Une semaine était déjà passée, une semaine de cour ennuyeux, une semaine d'attente devant le téléphone. Attente d'un coup de fil de Lucie.
Tom et Marck étaient dans un état de stress impossible de quoi leur assuré un ulcère pour les fêtes de noël !
Une attente angoissante, une attente indécise, de celle dont on ne sait pas ce qu'il va en ressortir.
Du bon comme du mauvais, un espoir comme une horrible nouvelle. Leur futur semblait intimement lié à ce coup de téléphone. Comme le coup de téléphone habituellement attendu d'un hôpital où on a passé nos derniers examens, celui-ci pouvait sonner la fin de leur peine où au contraire le début d'un deuil à retardement qu'aucun des deux ne se sentait capable de franchir.
Dés que le téléphone sonnait Tom et son père sursautait d'horreur et dans un regard angoissé se regardait pour savoir qui aurait le courage cette fois ci de décrocher.
C'est étrange la peur que l'on ressent dans ces moment, l'angoisse de ne pas savoir et en même temps la peur d'apprendre une terrible nouvelle. L'espoir côtoie la peur, se disputant la place dans nos pensées, le cerveau embrouillé, notre destin semble nous échapper. Il ne tient plus qu'à un fil, qu'à un coup de fil.
Une semaine de peur, d'attente, de relais devant le fixe pour ne surtout pas louper un seul appel.
Une semaine que Tom ne faisait plus attention à rien, ni en cour, ni chez lui. Une semaine que Marck ne pouvait lui en vouloir, ne disait rien car lui agissait pareille.
Une semaine à trépigner sur place, une semaine que les visite et recherche était arrêtée.
Et l'ennui...
Une semaine de silence pour Aniel.
Assit tout les deux, silencieux, en cour, à la cafèt, puis se séparent sans un mot pour rentrer chez eux.
Depuis une semaine, Tom ne lui avait plus adressé la parole, trop plongé dans sa propre angoisse pour voir la présence toujours à ces côtés.
Il savait qu' Aniel lui en voulait, qu'il avait été affreux avec lui.
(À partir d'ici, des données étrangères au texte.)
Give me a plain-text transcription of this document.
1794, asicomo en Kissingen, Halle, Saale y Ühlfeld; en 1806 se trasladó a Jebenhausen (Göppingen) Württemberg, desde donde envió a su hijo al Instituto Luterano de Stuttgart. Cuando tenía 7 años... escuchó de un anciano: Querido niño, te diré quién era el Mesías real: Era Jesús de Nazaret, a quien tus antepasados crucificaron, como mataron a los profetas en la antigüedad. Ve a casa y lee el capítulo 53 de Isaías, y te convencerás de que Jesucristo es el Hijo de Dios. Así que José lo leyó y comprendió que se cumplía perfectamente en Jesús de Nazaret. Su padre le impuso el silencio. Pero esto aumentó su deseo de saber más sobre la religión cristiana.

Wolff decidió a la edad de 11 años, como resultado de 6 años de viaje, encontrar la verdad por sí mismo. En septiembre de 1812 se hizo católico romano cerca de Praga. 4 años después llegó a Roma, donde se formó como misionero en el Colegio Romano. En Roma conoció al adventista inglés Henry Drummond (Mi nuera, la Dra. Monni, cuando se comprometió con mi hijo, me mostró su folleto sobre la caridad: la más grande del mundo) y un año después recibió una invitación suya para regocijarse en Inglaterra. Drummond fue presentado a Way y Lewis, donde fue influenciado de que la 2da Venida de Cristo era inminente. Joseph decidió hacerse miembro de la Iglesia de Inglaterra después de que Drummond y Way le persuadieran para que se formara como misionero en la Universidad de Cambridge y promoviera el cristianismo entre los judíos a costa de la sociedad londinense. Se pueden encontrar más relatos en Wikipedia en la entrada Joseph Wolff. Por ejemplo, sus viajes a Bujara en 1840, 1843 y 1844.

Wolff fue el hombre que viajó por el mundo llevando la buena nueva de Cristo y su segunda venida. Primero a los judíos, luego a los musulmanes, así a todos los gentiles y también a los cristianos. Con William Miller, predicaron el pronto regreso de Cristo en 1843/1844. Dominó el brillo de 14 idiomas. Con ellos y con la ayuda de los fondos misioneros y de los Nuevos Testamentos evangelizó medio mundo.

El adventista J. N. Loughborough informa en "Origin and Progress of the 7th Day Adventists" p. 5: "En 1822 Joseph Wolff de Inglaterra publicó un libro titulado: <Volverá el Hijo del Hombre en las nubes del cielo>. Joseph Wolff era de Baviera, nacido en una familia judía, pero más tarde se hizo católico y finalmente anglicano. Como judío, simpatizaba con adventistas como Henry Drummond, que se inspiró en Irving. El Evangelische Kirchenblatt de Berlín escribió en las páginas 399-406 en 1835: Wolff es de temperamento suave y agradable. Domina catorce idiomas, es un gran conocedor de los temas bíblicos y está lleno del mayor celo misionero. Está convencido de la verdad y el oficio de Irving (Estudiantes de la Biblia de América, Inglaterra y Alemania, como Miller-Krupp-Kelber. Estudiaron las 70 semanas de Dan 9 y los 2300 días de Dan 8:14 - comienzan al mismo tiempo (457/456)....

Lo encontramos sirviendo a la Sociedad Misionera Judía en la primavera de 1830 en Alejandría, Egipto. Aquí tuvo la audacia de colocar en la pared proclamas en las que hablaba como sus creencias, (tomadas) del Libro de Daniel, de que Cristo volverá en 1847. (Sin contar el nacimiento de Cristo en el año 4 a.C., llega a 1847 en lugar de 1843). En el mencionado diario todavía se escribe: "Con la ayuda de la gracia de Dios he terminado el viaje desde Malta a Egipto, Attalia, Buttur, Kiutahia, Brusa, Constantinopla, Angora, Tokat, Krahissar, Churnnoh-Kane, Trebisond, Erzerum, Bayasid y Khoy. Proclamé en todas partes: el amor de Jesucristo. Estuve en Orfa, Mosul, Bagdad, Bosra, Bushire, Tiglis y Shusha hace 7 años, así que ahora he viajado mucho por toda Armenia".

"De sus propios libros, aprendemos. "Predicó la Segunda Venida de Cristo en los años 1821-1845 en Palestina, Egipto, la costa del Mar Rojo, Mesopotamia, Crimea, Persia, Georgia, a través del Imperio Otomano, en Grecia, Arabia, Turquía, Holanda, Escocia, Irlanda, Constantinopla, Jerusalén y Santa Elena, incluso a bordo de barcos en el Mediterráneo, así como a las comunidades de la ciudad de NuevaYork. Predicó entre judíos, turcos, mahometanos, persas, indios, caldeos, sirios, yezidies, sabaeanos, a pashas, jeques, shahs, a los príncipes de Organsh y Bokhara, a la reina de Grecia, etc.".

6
Il en avait parfaitement conscience mais lui qui ne s'était jamais excuser à personne ne comptait pas commencer aujourd'hui.
Cela n'avait aucune importance après tout ! L'amitié d'Aniel n'était rien, rien comparée à ce qu'il se passait quand il rentrait chez lui.
Bien sûr il restait pourtant constamment ensemble.
Par habitude, car ainsi on les laissait tranquille, car Aniel était le seul à accepter sa présence silencieuse à ses côtés, car lui-même ne posait aucune question et ne disait un mot.
Car même si il ne voulait se l'avouer sa présence légère et presque réconfortante lui faisait du bien, calmait pour un temps la tempête de son cerveau.
Aniel était un lien tangible avec la réalité. Il était là et serait toujours là quoi qu'il arrive.
Il était l'ancre solide dans la mer de ses émotions, ce qui lui permettait de garder la tête à la surface, de ne pas se noyer et se laisser emporter.
Et puis c'était agréable de sentir sa chaleur qui le réchauffait lentement lorsqu'il était proche.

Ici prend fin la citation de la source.